Fittingly, one of the last shows to be staged before the closure of the great hall is one which makes the most of its unique charm: an immersive performance of The Great Gatsby. “You hardly ever used to see adaptations of Gatsby,” explains Mayhew. “It’s a very difficult book to adapt, since it’s a lot of descriptive narrative and not much dialogue, plus until recently it was in copyright so very expensive to produce. But I saw a production I thought was clever. The director [Peter Joucla] usually does touring productions, so he’s used to distilling classic texts into portable, clear-to-understand shows. We’ve wanted for a while to use every room, and offer a full theatrical experience but we’ve never been able to afford it.” Luckily, their ambitions were aided by the cooperative ‘all in this together’ ethos of the Wilton’s team, which has seen them take on multiple roles to get the show to the stage. “Everyone does more than one thing!”
They have also been boosted by the resurgence of interest in the 1920s, no doubt fuelled by interest in the Baz Luhrmann Gatsby film that comes out later in the year.

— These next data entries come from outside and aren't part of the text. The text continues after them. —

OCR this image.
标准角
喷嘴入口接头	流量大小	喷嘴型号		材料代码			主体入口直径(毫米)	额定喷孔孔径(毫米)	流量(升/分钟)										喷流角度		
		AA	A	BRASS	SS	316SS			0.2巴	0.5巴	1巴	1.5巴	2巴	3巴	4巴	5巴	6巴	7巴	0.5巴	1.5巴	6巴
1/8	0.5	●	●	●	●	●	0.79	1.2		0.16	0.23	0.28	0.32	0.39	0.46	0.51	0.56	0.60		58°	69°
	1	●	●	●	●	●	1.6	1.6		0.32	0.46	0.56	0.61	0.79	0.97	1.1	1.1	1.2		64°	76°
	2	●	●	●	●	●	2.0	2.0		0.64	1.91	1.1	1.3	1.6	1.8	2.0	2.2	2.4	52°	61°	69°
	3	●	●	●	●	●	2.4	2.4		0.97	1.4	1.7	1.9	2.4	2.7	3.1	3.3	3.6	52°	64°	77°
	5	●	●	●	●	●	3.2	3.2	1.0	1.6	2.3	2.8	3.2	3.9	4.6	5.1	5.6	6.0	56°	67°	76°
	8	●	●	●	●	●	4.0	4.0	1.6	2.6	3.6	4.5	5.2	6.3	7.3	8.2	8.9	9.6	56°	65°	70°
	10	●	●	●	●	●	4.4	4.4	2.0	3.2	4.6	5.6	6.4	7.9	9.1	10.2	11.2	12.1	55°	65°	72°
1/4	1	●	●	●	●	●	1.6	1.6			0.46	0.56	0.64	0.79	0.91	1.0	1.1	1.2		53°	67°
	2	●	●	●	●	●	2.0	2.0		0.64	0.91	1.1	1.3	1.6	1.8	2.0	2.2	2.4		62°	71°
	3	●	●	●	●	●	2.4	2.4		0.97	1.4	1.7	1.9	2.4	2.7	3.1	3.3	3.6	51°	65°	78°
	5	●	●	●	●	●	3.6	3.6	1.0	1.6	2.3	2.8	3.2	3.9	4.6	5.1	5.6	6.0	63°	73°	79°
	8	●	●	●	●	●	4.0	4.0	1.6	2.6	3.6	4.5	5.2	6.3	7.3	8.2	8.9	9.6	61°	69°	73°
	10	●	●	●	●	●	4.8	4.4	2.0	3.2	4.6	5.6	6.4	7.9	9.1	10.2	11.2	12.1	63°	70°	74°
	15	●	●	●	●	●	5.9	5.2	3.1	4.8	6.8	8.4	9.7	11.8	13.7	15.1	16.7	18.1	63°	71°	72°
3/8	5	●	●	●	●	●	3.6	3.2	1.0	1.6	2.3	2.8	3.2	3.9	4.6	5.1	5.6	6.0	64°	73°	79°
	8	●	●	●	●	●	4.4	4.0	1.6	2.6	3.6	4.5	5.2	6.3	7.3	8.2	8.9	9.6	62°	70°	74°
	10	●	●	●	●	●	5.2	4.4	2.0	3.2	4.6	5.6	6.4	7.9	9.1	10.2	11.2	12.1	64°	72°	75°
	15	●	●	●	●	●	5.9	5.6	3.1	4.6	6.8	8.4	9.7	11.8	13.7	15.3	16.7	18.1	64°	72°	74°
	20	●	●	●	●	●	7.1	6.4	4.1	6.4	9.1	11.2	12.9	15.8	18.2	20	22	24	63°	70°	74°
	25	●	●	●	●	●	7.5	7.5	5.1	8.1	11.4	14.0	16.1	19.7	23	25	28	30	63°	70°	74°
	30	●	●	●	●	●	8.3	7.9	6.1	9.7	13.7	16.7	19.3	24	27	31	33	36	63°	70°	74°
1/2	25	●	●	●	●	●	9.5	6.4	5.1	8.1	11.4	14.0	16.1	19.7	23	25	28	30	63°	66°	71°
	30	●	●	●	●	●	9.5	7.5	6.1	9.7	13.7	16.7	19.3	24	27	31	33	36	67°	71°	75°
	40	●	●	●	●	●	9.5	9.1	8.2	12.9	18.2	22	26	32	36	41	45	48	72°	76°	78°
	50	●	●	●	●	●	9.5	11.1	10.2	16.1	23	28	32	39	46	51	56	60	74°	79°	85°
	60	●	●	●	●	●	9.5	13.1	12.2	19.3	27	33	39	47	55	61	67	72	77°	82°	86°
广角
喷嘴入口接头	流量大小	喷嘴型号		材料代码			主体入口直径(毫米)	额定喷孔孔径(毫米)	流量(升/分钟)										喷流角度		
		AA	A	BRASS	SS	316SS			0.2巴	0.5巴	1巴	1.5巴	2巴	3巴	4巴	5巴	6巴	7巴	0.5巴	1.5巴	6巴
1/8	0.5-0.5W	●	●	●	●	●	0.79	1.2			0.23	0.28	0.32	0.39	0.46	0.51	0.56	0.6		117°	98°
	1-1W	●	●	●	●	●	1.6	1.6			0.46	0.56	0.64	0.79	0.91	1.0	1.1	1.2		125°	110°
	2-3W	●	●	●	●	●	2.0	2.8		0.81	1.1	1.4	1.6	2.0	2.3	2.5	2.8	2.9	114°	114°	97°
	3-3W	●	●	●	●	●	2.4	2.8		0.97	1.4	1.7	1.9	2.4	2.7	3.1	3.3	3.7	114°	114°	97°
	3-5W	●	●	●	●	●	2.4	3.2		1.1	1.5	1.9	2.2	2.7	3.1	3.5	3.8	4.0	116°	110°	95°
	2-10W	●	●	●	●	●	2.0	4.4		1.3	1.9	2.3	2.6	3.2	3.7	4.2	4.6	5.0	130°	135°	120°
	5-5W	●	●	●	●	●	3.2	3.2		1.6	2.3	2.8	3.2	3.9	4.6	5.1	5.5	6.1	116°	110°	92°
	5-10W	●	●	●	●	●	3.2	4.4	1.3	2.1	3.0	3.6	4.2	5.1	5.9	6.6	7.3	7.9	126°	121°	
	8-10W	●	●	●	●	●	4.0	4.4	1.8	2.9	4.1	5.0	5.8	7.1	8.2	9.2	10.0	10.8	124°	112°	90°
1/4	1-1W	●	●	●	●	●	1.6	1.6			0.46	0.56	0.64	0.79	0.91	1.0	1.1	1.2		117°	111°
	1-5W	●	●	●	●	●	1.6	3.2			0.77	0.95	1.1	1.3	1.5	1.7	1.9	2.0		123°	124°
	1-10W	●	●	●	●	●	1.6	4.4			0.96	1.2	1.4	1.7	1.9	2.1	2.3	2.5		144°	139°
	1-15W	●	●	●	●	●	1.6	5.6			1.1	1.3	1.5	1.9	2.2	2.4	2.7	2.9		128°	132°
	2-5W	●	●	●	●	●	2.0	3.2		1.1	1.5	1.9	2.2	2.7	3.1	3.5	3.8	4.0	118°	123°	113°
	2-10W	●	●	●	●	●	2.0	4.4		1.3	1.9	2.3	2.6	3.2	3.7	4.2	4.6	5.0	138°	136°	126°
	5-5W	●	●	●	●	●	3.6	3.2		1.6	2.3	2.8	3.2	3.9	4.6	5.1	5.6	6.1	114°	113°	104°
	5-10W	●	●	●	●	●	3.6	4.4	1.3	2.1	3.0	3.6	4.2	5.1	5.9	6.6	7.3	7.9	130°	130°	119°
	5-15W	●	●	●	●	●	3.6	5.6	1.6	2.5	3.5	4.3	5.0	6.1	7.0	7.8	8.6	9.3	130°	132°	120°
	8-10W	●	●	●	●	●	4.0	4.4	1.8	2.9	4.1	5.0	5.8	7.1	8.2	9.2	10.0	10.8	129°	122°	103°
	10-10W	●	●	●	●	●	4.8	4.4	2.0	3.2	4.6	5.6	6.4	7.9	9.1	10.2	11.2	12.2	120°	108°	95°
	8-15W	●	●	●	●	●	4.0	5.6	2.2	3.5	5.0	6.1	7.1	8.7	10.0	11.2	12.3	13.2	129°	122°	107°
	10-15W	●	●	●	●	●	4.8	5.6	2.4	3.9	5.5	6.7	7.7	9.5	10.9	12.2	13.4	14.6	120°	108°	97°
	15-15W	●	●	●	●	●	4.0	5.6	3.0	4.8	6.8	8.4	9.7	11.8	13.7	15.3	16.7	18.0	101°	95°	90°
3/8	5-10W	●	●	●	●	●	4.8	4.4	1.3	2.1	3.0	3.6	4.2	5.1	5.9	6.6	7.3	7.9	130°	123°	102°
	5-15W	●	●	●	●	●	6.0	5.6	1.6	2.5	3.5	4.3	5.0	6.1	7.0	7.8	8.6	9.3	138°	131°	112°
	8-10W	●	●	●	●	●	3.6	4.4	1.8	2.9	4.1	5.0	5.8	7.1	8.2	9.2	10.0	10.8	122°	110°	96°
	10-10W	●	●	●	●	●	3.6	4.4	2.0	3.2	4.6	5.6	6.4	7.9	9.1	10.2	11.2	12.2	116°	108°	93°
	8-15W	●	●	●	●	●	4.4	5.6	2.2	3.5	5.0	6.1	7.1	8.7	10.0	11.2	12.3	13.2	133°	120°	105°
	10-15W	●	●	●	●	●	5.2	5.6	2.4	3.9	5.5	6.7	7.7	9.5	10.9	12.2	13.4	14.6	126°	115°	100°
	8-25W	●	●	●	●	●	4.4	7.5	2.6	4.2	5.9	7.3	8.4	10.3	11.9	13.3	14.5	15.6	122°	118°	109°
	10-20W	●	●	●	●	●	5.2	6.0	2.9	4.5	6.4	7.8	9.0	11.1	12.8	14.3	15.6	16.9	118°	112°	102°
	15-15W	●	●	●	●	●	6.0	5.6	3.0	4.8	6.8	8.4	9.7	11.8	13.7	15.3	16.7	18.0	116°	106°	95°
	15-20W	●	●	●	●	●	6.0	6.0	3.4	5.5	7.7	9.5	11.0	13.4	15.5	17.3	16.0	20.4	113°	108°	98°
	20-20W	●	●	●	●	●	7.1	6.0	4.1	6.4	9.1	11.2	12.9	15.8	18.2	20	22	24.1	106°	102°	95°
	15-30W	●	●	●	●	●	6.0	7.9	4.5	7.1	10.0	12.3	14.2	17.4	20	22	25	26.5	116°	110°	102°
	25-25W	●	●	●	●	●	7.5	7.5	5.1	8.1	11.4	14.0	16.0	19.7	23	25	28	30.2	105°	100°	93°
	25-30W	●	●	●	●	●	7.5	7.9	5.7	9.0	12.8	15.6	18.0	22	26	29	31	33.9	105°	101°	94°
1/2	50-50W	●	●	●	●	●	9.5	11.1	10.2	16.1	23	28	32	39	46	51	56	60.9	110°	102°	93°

Although there are a number of other adaptations coming to London, Wilton’s is the first and, hopes Mayhew, the most involving – after all, there are few buildings in the city which are so visibly steeped in the past. It should also be enormous fun: “Not that Gatsby is fun, exactly,” she concedes, “But I think people are interested in that world of prohibition, you’re seeing 20s fashions on the catwalks, and here you’ll be able to come in, wander round the rooms, there will be stuff to do and see…” Clearly, her instincts are spot on: “This is the fastest selling show we’ve ever had!” It’s good to see the grand hall bowing out – mercifully temporarily – on such a high note.